- Born: 20 April 1993 (age 33) Kaufbeuren, Germany
- Height: 174 cm (5 ft 9 in)
- Weight: 65 kg (143 lb; 10 st 3 lb)
- Position: Defence
- Shoots: Left
- SDHL team Former teams: Djurgårdens IF ERC Ingolstadt; Minnesota Whitecaps; North Dakota Fighting Hawks; ECDC Memmingen; ESC Planegg;
- National team: Germany
- Playing career: 2010–present

= Tanja Eisenschmid =

German ice hockey player

Tanja Eisenschmid (born 20 April 1993) is a German ice hockey player and member of the German national team, currently playing in the Swedish Women's Hockey League (SDHL) with Djurgårdens IF Hockey Dam.

She attended the University of North Dakota and played four years of college ice hockey with the North Dakota Fighting Hawks women's ice hockey program during 2012 to 2016. Afterwards, she joined the independent Minnesota Whitecaps beginning in the 2016–17 season. She remained with the Whitecaps when the team joined the professional National Women's Hockey League (NWHL) in the 2018–19 season.

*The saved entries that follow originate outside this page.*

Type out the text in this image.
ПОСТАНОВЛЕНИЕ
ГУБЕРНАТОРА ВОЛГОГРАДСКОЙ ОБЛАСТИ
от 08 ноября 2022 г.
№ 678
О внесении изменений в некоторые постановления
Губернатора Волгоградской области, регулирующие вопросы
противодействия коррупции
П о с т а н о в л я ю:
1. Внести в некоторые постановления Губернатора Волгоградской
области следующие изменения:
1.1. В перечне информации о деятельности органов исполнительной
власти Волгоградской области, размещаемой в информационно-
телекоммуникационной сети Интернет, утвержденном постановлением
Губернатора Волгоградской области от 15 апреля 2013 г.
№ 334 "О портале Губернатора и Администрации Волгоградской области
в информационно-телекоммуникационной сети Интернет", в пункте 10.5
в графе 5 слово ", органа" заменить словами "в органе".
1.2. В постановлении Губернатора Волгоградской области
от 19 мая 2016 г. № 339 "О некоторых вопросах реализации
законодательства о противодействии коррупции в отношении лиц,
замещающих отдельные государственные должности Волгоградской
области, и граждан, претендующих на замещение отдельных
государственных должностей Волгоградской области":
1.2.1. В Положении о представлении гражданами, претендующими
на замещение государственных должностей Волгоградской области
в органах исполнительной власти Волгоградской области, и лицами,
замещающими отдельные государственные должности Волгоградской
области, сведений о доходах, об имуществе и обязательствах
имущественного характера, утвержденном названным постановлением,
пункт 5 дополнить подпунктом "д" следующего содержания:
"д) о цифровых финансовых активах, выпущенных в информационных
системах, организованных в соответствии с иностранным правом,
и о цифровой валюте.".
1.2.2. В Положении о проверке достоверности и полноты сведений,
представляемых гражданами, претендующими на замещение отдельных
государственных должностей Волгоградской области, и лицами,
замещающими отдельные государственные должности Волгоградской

She was also a marketing intern for the University of North Dakota's television show, Studio One.

Eisenschmid represented Germany in the women's ice hockey tournament at the 2014 Winter Olympics and at the IIHF Women's World Championships in 2012, 2013, 2015, 2017, 2021, and 2022.

Her younger brother, Markus Eisenschmid, and younger sister, Nicola Eisenschmid, are also German national team ice hockey players.